Re: XPATH DOM traverse html/xml
by mirod (Canon) on Dec 08, 2009 at 16:11 UTC

    I don't know which module you use, but with XML::Twig you can use the xpath method like this, for example:

    perl -MXML::Twig -E'my $t=XML::Twig->parse( "my.xml"); foreach my $e ($t->descendants( "#ELT")) { say $e->xpath; }'

      XML::Twig is one of the many things that keeps me using Perl. (It's one of the modules my personal 'M.pm' module loads -- 'M.pm' so I can do perl -MM -lwe ....) So, thanks again, mirod.

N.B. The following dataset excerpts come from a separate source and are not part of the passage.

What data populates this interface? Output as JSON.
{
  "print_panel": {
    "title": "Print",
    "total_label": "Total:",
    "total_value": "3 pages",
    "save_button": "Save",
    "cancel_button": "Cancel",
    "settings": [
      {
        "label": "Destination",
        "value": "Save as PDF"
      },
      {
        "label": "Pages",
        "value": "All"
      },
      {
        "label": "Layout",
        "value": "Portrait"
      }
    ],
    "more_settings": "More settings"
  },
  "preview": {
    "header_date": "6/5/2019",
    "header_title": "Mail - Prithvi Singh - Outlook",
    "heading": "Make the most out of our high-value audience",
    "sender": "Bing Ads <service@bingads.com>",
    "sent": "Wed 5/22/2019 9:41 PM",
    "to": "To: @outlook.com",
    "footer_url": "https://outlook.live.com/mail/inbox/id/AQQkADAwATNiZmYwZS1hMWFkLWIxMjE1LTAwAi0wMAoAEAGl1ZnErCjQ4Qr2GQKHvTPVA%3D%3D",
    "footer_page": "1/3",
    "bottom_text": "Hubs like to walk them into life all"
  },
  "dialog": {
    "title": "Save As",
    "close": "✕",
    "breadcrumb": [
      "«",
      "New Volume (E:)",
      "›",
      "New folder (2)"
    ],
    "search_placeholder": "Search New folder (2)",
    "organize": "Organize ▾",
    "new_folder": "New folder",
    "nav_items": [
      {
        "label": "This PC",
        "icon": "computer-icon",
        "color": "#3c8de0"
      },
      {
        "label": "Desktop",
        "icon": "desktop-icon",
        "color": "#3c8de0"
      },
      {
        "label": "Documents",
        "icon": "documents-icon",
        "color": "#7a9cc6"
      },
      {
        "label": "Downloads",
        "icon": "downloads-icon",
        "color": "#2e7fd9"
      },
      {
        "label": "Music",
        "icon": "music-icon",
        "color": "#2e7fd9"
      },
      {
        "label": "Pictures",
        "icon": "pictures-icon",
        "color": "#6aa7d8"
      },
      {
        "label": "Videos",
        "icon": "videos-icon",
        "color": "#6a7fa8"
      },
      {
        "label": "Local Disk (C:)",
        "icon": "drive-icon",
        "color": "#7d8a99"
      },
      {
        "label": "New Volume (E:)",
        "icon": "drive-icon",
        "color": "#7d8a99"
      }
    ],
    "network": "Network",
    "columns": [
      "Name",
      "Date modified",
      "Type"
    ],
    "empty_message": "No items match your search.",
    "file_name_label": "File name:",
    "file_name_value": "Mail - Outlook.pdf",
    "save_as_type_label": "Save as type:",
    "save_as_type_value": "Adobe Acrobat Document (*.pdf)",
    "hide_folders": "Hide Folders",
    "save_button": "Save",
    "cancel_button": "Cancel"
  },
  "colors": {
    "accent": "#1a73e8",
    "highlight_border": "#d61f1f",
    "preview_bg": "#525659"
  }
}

      The first thing that came to mind was:

      perl -MXML::Twig -E 'XML::Twig->new( twig_handlers => { _all_ => sub { say $_->xpath } })->parsefile(shift)'

      ...which isn't so different from what you wrote. But, the following has the benefit of not requiring the loading of the entire file (correct?):

      perl -MXML::Twig -E 'XML::Twig->new( start_tag_handlers => { _all_ => sub { say $_->xpath } })->parsefile(shift)'

        Absolutely, the way you wrote it is more efficient. I just went for the easiest way I could think of, not knowing enough about the OP's exact constraints.